Your best mate is getting married and he’s turned to you to be his Best Man. You’re very proud to take on the responsibility and all it entails. You organise for the guys head off on the stag do, an opportunity to have a few drinks and a good chat.
Early on in the evening, everything is going well. After a couple of beers you’ve got that warm fuzzy feeling. The banter is flowing; it’s promising to be a good night.
A couple more drinks and the fluorescent shots are brought out. After two, perhaps three, your world tilts on its axis and things start to fragment. A couple of the blokes disappear; eventually you get a phone call. One of them is sobbing incoherently. They’re in prison waiting for a bloke from the British Consulate to negotiate with the swarthy prison guards. They claim the pig was already wearing a thong and an Ugg Boot on its nose when they found it.
Then, of course, there’s the groom.
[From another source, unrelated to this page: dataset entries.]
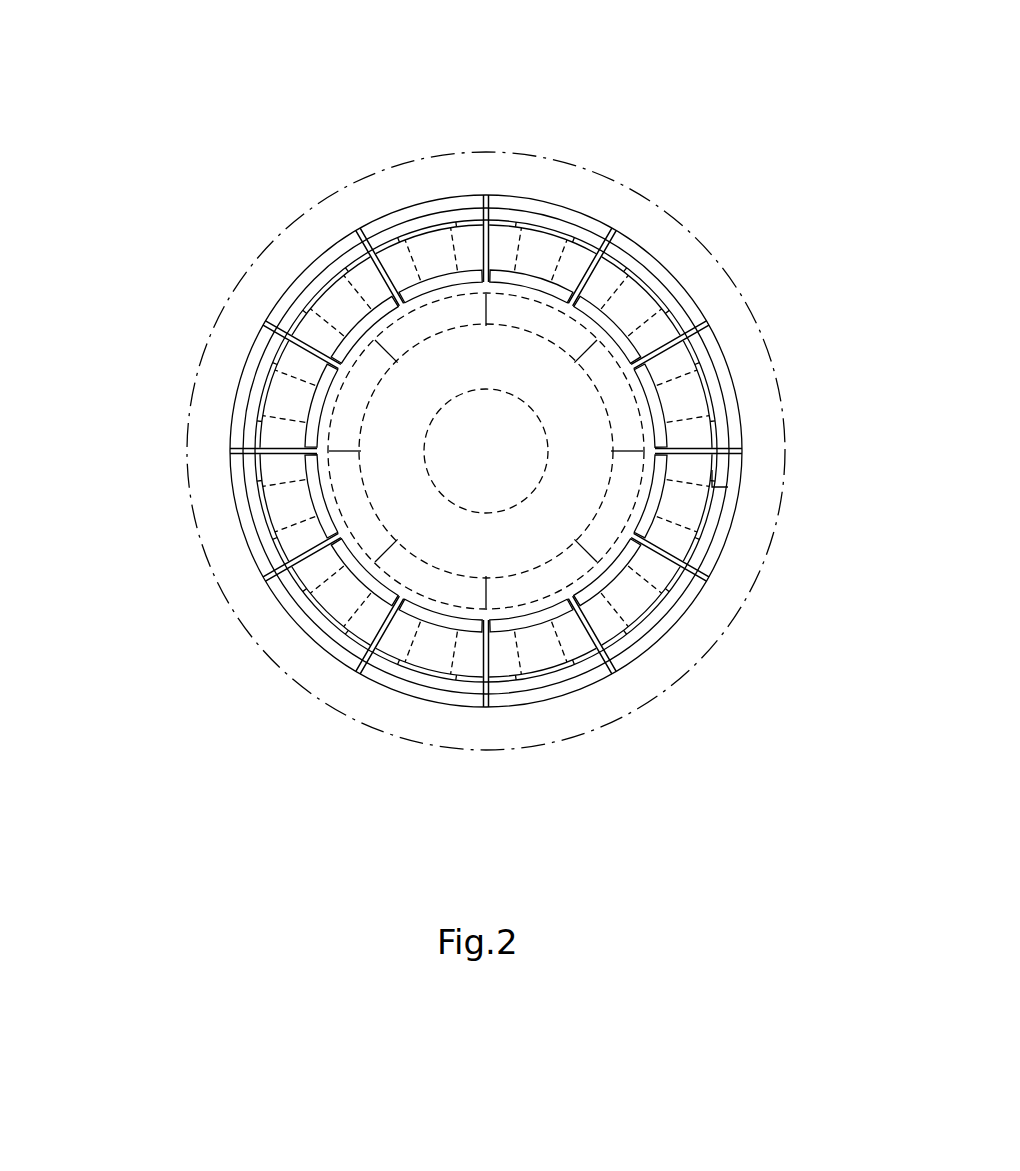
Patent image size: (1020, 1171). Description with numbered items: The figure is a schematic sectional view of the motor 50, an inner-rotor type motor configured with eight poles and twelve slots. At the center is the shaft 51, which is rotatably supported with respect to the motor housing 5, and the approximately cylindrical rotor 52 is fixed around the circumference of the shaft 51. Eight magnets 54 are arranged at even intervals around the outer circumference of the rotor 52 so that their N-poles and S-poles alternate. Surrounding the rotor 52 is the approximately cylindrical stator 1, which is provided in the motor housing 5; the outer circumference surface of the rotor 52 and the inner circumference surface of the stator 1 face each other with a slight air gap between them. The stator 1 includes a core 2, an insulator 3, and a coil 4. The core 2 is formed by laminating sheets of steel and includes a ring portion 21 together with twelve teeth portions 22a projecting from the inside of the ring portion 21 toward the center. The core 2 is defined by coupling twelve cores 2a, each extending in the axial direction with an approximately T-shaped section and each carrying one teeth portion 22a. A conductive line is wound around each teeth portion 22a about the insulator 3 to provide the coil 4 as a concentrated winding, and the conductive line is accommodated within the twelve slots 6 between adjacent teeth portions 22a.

The motor 50 is at (643, 72).
The stator 1 is at (600, 680).
The core 2 is at (300, 627).
The core 2a is at (318, 255).
The insulator 3 is at (714, 469).
The coil 4 is at (657, 330).
The motor housing 5 is at (328, 707).
The slot 6 is at (684, 548).
The ring portion 21 is at (680, 628).
The teeth portion 22a is at (293, 377).
The shaft 51 is at (488, 388).
The rotor 52 is at (660, 395).
The magnet 54 is at (362, 388).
You’ve still got his brown moccasins – the ones he bought to get into the ‘no jeans and trainers’ club you got priority passes for. He gave them to you as he dashed into the sea to win the £20 bet that he could swim across the bay to the sign saying “BEWARE RIP TIDE – DO NOT SWIM HERE”.
Depleted, you head home to face the bride. She’s worried you’ve shaved his eyebrows; you’re worried he’s dead. It was supposed to be so much fun, but it all went horribly wrong. She enters the room with a warm smile on her face. Slowly, as your silence persists, her smile contorts into curiosity, then fear. You’re paralysed, unable to talk, this is your face.
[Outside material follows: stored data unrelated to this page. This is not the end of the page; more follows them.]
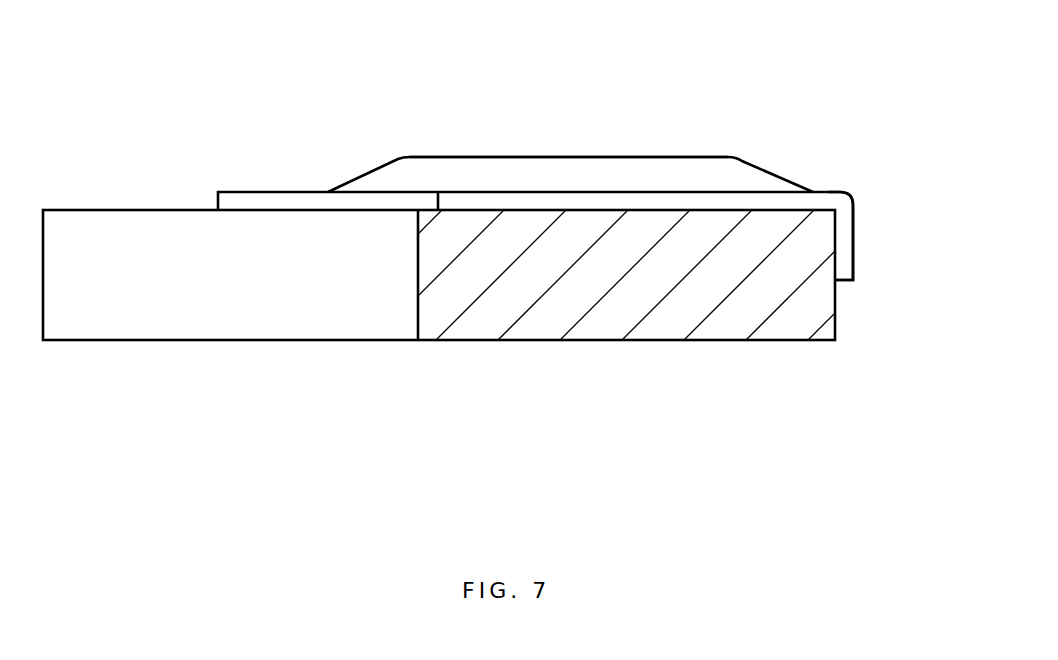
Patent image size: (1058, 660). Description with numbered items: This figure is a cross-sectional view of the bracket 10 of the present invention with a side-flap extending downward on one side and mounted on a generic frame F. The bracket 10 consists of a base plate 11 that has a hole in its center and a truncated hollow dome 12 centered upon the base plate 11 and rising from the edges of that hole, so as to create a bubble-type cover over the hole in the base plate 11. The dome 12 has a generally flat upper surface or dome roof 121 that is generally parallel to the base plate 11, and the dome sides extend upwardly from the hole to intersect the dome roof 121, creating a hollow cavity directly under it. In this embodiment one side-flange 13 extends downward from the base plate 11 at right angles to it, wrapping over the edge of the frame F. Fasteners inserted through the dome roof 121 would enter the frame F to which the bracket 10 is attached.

The bracket 10 is at (559, 152).
The base plate 11 is at (559, 189).
The dome 12 is at (611, 108).
The dome roof 121 is at (660, 150).
The side-flange 13 is at (845, 218).
The frame F is at (165, 237).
Whichever way you look at it and you can try and style it out if you want, but there’s nothing good about a 5-0 defeat to Bradford with 2 men sent off. From a position of relative comfort, the game descended into a chaotic farce of our own making. Perhaps it’s an aberration, a one off, and a bad day at the office, but there is something disconcerting about this season. It has no mojo. As the dark winter nights draw in, it feels like it could descend into a tedious mid-table slog.